Many years ago, I received an email from a reader who suggested I contact a writer to see if she would be interested in writing for my publication.  Believe it or not, I get lots of that request, but this one seemed different.  The guy was familiar with her work; spoke highly of her.  From past experience, I knew that all writers are not created equal; therefore, I was skeptical about contacting her.
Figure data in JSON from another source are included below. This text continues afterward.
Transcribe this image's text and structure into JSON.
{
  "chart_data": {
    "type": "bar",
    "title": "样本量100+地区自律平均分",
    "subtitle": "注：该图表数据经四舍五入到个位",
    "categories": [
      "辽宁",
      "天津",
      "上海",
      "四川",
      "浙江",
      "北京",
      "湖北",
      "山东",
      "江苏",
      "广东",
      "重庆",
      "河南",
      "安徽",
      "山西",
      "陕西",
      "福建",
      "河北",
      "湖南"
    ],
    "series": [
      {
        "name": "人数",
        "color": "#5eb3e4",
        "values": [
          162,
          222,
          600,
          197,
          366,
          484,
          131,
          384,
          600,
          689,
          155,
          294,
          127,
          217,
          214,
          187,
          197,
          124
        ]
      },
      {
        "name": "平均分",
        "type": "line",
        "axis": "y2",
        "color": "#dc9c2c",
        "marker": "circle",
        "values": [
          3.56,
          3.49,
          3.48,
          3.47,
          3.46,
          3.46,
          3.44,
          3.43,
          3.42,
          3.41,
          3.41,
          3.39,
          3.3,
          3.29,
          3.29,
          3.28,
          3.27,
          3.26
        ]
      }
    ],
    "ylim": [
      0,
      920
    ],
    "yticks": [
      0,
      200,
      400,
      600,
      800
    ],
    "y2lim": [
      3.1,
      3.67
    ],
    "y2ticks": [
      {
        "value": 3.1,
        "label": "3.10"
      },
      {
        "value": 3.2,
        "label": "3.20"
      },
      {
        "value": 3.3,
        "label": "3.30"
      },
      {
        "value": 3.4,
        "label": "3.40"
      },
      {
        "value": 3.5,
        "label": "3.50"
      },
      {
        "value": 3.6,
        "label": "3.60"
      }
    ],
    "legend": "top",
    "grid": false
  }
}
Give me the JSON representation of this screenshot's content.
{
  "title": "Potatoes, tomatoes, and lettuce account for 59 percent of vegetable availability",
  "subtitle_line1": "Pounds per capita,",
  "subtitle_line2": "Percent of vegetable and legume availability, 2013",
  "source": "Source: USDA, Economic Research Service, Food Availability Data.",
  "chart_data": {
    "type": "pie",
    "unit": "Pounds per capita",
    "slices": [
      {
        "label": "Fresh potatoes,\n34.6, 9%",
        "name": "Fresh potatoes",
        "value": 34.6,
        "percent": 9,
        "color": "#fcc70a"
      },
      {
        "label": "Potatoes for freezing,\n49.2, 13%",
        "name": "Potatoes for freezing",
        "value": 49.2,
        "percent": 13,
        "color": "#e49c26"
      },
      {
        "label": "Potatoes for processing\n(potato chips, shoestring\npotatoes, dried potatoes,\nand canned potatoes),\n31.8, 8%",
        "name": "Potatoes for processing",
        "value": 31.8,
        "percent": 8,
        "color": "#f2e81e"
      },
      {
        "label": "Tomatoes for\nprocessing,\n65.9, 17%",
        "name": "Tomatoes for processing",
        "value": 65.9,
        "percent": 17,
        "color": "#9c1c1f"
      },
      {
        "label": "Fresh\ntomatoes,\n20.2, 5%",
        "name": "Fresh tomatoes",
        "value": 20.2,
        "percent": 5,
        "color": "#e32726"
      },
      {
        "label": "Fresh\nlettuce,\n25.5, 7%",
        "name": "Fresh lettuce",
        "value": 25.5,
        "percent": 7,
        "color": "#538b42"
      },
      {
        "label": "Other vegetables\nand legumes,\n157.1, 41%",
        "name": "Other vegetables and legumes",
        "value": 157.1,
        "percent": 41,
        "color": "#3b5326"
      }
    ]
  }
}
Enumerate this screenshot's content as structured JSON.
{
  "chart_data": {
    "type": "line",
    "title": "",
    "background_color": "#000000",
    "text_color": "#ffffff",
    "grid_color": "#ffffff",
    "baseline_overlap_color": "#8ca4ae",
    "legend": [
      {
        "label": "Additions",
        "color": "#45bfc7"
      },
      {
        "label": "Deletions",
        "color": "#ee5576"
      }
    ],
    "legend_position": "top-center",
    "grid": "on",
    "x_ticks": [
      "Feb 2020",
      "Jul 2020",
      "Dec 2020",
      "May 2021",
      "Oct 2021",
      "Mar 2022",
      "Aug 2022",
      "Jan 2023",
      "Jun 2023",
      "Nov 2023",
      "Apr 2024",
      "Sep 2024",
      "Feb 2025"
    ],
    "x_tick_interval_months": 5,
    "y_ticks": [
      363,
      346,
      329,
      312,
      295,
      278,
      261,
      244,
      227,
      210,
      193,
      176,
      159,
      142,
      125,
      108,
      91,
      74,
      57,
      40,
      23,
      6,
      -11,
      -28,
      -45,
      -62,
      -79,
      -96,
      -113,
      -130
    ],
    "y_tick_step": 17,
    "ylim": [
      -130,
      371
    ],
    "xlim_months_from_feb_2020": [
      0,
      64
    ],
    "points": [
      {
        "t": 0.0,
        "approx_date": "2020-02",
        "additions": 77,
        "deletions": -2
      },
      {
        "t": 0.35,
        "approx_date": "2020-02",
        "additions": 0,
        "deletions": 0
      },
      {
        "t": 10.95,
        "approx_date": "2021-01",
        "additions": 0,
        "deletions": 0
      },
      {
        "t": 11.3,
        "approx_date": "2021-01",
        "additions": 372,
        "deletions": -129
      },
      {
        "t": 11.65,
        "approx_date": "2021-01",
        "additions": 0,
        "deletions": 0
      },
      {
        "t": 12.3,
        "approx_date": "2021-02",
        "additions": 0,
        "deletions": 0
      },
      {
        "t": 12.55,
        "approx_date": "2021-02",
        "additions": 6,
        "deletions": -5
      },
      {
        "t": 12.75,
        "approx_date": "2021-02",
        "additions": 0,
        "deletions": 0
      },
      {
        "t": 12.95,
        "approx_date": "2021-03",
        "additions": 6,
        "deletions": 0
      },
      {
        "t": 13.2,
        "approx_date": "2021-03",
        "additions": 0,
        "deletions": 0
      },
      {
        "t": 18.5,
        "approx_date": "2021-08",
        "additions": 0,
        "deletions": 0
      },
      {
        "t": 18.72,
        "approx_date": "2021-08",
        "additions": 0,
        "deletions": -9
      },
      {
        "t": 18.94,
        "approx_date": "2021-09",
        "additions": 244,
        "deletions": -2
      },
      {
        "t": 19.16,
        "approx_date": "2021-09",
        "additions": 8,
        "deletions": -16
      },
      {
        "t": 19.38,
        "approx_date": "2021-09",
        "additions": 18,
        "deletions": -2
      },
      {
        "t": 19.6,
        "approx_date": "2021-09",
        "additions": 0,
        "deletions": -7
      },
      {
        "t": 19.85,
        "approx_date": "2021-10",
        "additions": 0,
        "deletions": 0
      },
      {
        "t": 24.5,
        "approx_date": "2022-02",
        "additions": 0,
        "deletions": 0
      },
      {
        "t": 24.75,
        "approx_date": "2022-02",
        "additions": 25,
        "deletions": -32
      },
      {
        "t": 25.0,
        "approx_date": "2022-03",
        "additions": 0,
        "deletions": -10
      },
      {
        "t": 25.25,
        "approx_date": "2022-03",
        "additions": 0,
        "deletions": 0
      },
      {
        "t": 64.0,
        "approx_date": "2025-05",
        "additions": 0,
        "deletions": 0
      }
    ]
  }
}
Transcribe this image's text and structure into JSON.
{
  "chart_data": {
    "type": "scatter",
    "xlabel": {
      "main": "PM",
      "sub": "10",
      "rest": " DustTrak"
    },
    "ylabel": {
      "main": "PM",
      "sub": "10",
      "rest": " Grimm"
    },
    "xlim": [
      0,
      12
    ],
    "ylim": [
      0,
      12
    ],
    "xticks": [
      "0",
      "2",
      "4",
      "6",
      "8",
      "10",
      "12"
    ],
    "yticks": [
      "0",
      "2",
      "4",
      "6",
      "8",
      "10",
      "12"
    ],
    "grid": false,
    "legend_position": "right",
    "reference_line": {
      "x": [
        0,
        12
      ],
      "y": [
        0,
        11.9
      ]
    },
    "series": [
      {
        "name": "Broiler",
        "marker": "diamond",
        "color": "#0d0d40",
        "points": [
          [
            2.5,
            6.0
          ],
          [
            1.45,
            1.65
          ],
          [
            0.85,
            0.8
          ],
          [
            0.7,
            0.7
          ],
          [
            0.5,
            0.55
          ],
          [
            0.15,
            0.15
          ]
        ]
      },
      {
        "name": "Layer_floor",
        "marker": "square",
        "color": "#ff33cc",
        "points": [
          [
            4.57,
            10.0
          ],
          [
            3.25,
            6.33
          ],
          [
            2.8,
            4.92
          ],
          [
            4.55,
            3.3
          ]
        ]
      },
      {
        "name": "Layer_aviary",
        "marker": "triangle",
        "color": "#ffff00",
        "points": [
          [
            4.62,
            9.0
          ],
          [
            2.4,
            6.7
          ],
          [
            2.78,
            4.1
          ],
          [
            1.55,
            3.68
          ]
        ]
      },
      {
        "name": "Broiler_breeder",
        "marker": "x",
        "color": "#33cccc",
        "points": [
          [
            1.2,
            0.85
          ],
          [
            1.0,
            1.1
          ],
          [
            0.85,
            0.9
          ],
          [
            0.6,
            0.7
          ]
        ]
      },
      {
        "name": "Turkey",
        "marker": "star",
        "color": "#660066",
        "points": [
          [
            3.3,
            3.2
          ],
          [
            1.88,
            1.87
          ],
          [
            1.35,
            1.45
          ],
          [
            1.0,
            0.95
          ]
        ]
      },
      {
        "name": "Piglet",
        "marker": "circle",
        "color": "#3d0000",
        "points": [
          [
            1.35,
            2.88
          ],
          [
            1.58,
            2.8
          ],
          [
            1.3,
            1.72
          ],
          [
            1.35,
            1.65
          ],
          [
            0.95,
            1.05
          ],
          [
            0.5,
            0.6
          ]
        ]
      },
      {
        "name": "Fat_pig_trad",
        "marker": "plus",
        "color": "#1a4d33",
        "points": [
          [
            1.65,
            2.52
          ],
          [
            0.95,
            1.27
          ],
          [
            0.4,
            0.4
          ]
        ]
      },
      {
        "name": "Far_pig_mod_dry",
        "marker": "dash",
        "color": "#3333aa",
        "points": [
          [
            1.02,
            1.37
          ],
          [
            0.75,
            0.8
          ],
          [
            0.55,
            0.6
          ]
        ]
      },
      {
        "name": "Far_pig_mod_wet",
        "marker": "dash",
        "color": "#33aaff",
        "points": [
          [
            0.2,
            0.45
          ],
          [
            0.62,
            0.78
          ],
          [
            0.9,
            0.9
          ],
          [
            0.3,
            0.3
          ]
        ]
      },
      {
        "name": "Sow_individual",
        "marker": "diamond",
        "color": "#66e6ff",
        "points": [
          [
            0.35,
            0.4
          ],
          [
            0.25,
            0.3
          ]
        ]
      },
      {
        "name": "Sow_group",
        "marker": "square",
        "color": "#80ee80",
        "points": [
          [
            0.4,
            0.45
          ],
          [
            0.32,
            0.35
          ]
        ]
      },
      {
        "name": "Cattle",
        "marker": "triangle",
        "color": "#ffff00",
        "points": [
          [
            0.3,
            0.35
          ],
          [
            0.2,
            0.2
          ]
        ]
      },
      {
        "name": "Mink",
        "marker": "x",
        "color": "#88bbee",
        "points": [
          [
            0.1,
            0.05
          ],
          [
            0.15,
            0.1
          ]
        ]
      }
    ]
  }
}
The reader was very averring that I should contact her.  Thus, I did!

 That was eight years ago, I contacted Rose Marie Kern via email.  We corresponded a few emails, a document was sent to me for review and it looked good.  Her credentials appears very good, the work place of which she was familiar was right down FLY-LOW’s “alley”; to bring knowledge from FAA to our readers in a personal way.  This is what Rose achieves and she does it very well; turning the tough, hard balled, sometimes (mostly often) confusing FAA information in to “pilot speak.”  As our years of working together mounted, it was easy to see that her talent was infinite and the readers loved her.  We receive much e-mail requesting more from her and much adulations for her prose.  There is no doubt that Rose can disperse words from the FAA in a manner which pilot’s do understand.  It is important to realize that there is a vast abyss between the FAA Regs and the average pilot.  What we have through Rose is the catalyst with which to convert and provide a bridge between the FAA regs and pilots.  She does it with such class and explicit common sense. 

 I believe that it was my good fortune to have Rose providing articles for my publication.  So much has changed over the past thirty years.  When I first started flying, Flight Service Stations were on airports, often maintaining the Unicom frequency.  Upon landing, we could just walk into the office for a “complete personal” briefing.  Today, FSS is no longer located at airports in individual states.  They are located in somewhere in America with radar, maps, and info about all states.  Basically, it is a lot more impersonal and the briefer may not be as aware of your state as they were they were in the “old” days.  Rose’s many years with the FAA has provided her with the capability to share to readers her experiences. 

 What we find in many of Rose’s columns is a bit of humor from pilots and FAA staff.  The truth can be far more humorous than fiction.  Sometime ago, I suggested that she compose a book from the monthly articles along with articles from her archives.  The contemplation was on her mind and now we have her words in book format for all of us to enjoy and learn.